Inicialmente la alojaron en un hotel financiado por el gobierno, pero recientemente recibió una notificación de desalojo. Si bien los funcionarios prometieron un préstamo para el alquiler, ella dice que la cantidad es lamentablemente insuficiente.
“No sé cómo viviremos en un apartamento pequeño que no se parece a nuestros recuerdos y no se adapta a nuestras necesidades”, afirma.
Bloqueo económico
En el barrio de Nawab Safavi, en el oeste de Teherán, las calles están abarrotadas y los mercados relativamente ocupados mientras los residentes se apresuran a recuperar los días perdidos por la guerra.
Sin embargo, los fundamentos económicos están temblando.
Ashkabus, un empleado administrativo del Ministerio de Salud de 43 años, señala que los controles gubernamentales de precios y una política de autosuficiencia a largo plazo han evitado una escasez importante de alimentos.
Sin embargo, las fluctuaciones diarias en los precios de los productos electrónicos, la carne, las medicinas y los materiales de construcción están empujando a las familias de bajos ingresos al borde del abismo.
El bloqueo naval estadounidense de los puertos del sur está ejerciendo presión sobre las cadenas de suministro del país.
Teherán está tratando de superar el asfixiante bloqueo utilizando rutas terrestres a través de países vecinos y la “flota en la sombra” en las aguas del Golfo. Pero para los comerciantes iraníes, la pesadilla logística está aumentando.
Faridoon, un comerciante de 71 años, dice que los envíos desviados han alterado gravemente los cronogramas de entrega y los costos se han disparado, lo que ha obligado a los clientes a conformarse con alternativas locales más baratas y de menor calidad.

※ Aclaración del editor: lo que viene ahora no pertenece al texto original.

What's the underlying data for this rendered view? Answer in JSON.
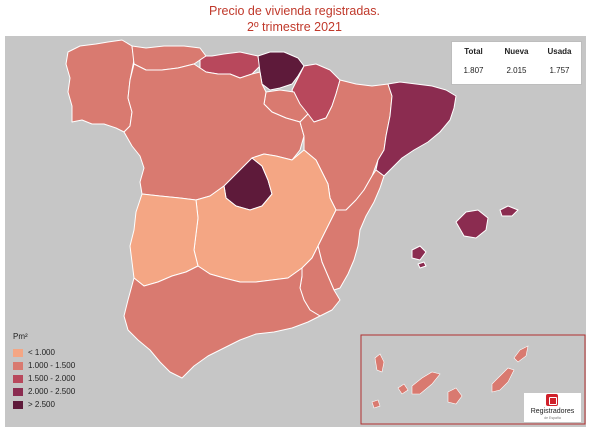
{
  "title_line1": "Precio de vivienda registradas.",
  "title_line2": "2º trimestre 2021",
  "stats": {
    "headers": [
      "Total",
      "Nueva",
      "Usada"
    ],
    "values": [
      "1.807",
      "2.015",
      "1.757"
    ]
  },
  "legend": {
    "unit": "Pm²",
    "items": [
      {
        "label": "< 1.000",
        "color": "#f4a684"
      },
      {
        "label": "1.000 - 1.500",
        "color": "#d97a70"
      },
      {
        "label": "1.500 - 2.000",
        "color": "#b8485c"
      },
      {
        "label": "2.000 - 2.500",
        "color": "#8b2c50"
      },
      {
        "label": "> 2.500",
        "color": "#5e1a3a"
      }
    ]
  },
  "logo": {
    "name": "Registradores",
    "sub": "de España"
  },
  "colors": {
    "background": "#c6c6c6",
    "border_line": "#ffffff",
    "canarias_frame": "#b03030",
    "title": "#c0392b"
  },
  "regions": [
    {
      "name": "Galicia",
      "category": 1
    },
    {
      "name": "Asturias",
      "category": 1
    },
    {
      "name": "Cantabria",
      "category": 2
    },
    {
      "name": "País Vasco",
      "category": 4
    },
    {
      "name": "Navarra",
      "category": 2
    },
    {
      "name": "La Rioja",
      "category": 1
    },
    {
      "name": "Castilla y León",
      "category": 1
    },
    {
      "name": "Aragón",
      "category": 1
    },
    {
      "name": "Cataluña",
      "category": 3
    },
    {
      "name": "Madrid",
      "category": 4
    },
    {
      "name": "Castilla-La Mancha",
      "category": 0
    },
    {
      "name": "Extremadura",
      "category": 0
    },
    {
      "name": "Comunidad Valenciana",
      "category": 1
    },
    {
      "name": "Región de Murcia",
      "category": 1
    },
    {
      "name": "Andalucía",
      "category": 1
    },
    {
      "name": "Islas Baleares",
      "category": 3
    },
    {
      "name": "Islas Canarias",
      "category": 1
    }
  ]
}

“¿Cómo podemos pedir un contenedor de transporte cuando no sabemos si mañana nos despertaremos con el regreso de la guerra o con un asedio más estricto?” pregunta Fereydoun, señalando que muchas empresas han optado por congelar sus operaciones por completo.
Es un sentimiento de profunda incertidumbre del que se hace eco Yousra, un residente de Teherán de 47 años, que navega por mercados abarrotados pero ansiosos.
«Me siento como si estuviera colgando entre dos paredes», dice.
«El muro de preocupación por la reanudación de la guerra y el muro de esperanza de un camino político hacia la paz. Lo que estamos experimentando hoy no es ni paz ni guerra, sino agotamiento psicológico y económico».